Woe to the person that fails to properly manage his or her boss. And don’t confuse the concept of managing the boss with anything that resembles shameless sucking-up or its close cousin, brown-nosing.
While some bosses are more challenging than others, you are well served to give it your best shot to understand as much about your boss’s working style, priorities, expectations and aspirations as possible.
Learning to work with and yes manage the person that you work for is a critical issue in ensuring your short-term success and long-term professional sanity. Those interested in digging in to some of the formative work on “boss management” are encouraged to check out the work of John Kotter and John Gabarro, including their formative article, “Managing Your Boss.” in the Harvard Business Review.
For now, here’s a quick checklist to help remind you of some best practices that you can apply immediately.
9 Great Habits in Boss Management:
1. Keep the boss appropriately informed. You should gauge his/her need for information volume and frequency and adapt to it. Also, remember that some bosses are “readers” and some are “listeners.” Don’t overwhelm a “listener” with reports and don’t expect verbal updates to cut it with “readers.”
2. Prove your credibility daily. Honesty is the only policy. Never give a boss a reason to doubt your word.
3. Your boss’s priorities are yours. Learn them, live them, work them.
4. Know the boss’s pet programs. See also the priority note. Find ways to support and extend those programs across the organization.
5. Learn your boss’s aspirations. Help a great boss achieve his/her aspirations and you’ll benefit in the process. Help a lousy boss do the same and you’ve solved a problem.
6. Know your boss’s organizational heroes. Seek opportunities to help bring them and you together.
7. Outside interests? Make them yours if you can be genuine. While it might be hard for you to fake interest in WWF Wrestling or Tractor Pulling or whatever slightly off-the-beaten path interest your boss has, you are well served to show interest if he does. The best case is finding an opportunity that interests both of you and genuinely finding ways to share information and even time. In my household, I grew up riding motorcyles and skiing with my Dad and his boss and coworkers.
8. Resist the urge to publicly disagree with your boss. Speak up respectfully in private if you have to, but, don’t light a boss-bridge on fire in a public setting. The quick combustion might consume you.

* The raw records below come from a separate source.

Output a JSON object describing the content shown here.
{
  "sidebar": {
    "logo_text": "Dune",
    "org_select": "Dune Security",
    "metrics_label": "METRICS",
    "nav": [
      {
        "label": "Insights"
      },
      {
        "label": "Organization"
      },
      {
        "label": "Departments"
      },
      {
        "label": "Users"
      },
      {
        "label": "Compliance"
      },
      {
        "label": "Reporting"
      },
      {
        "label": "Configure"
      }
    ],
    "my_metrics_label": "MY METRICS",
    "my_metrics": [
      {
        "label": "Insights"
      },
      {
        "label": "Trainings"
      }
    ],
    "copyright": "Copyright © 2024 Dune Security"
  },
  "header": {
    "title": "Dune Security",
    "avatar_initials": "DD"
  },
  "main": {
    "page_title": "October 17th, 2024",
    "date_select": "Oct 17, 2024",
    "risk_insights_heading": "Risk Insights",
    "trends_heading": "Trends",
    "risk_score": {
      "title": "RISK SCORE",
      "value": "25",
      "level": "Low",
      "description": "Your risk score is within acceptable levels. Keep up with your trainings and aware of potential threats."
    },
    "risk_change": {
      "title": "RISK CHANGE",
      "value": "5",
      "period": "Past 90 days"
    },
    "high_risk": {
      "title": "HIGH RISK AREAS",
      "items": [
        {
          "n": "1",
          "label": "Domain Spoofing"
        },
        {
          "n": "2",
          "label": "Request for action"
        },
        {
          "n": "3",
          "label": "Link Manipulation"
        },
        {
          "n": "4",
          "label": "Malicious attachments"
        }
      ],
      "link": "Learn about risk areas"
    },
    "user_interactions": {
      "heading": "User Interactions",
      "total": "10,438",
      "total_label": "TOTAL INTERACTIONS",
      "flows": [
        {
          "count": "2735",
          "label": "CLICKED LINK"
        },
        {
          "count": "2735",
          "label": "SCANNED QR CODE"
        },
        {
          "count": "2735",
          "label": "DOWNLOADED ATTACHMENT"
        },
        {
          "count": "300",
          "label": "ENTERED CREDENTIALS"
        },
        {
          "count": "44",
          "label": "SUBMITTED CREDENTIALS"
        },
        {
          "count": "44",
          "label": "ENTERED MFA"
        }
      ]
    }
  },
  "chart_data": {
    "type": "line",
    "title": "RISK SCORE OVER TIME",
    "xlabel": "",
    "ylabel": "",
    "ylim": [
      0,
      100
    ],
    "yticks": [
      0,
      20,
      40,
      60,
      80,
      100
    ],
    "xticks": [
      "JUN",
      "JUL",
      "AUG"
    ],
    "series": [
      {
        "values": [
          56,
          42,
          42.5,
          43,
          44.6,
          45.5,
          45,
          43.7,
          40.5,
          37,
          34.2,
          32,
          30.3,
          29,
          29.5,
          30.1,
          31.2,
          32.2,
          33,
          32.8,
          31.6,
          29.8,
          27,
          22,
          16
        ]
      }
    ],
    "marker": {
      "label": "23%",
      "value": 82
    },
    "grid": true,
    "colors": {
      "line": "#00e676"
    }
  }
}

9. Negative Boss Talk. It’s easy to fall into this trap and cathartic for some. Never, ever, ever engage in negative boss talk. Run, don’t walk in the other direction.
Never really thought about #6…but it makes a lot of sense.
Perhaps the “heroes” part is a strong term, but certainly those people that the boss admires. Thanks, David! -Art
Great advice, Art. Let me add a book recommendation. John Baldoni’s book, Lead Your Boss, is the best book I’ve come across on this subject.